In Coq, everything has a type.
Type is no exception: if you ask Coq with the
Check command, it will tell you that its type is...
Actually, this is a bit of a lie. If you ask for more details by issuing the directive
Set Printing Universes., Coq will tell you that that
Type is not the same as the first one, but a "bigger" one. Formally, every
Type has an index associated to it, called its universe level. This index is not visible when printing expressions usually. Thus, the correct answer for that question is that
Type_i has type
Type_j, for any index
j > i. This is needed to ensure the consistency of Coq's theory: if there were only one
Type, it would be possible to show a contradiction, similarly to how one gets a contradiction in set theory if you assume that there is a set of all sets.
To make working with type indices easier, Coq gives you some flexibility: no type has actually a fixed index associated with it. Instead, Coq generates one new index variable every time you write
Type, and keeps track of internal constraints to ensure that they can be instantiated with concrete values that satisfy the restrictions required by the theory.

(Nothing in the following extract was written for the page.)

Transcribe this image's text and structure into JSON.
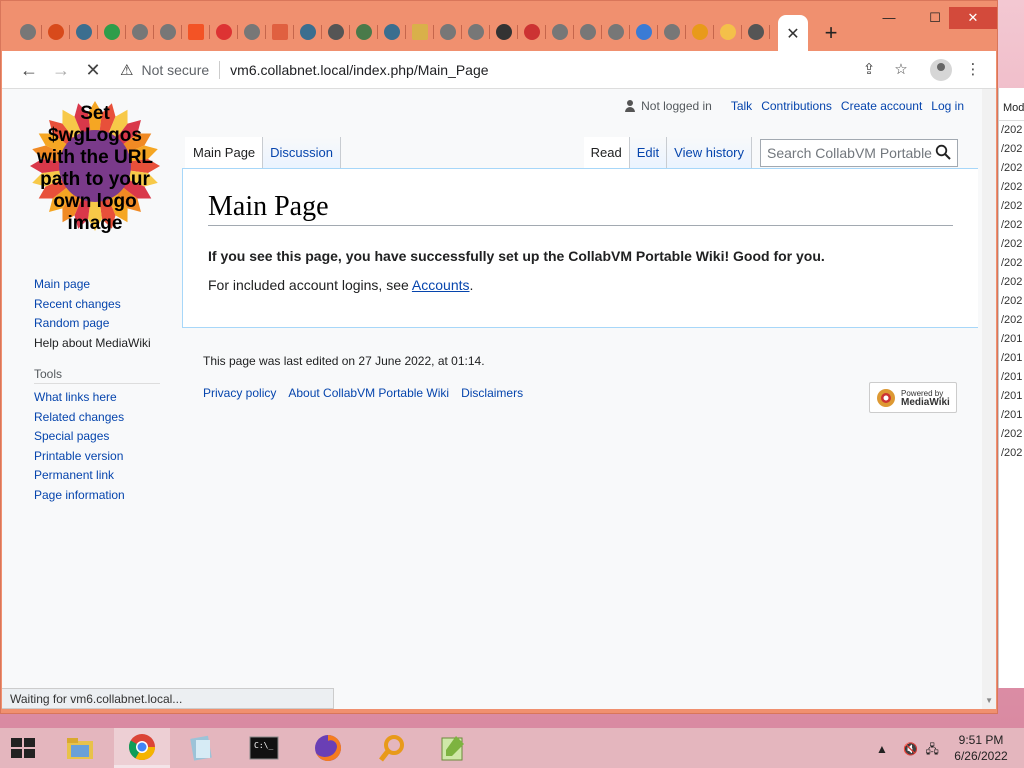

The error message you saw means that Coq's constraint solver for universe levels says that there can't be a solution to the constraint system you asked for. The problem is that the
forall in the definition of
nat is quantified over
Type_i, but Coq's logic forces
nat to be itself of type
j > i. On the other hand, the application
n nat requires that
j <= i, resulting in a non-satisfiable set of index constraints.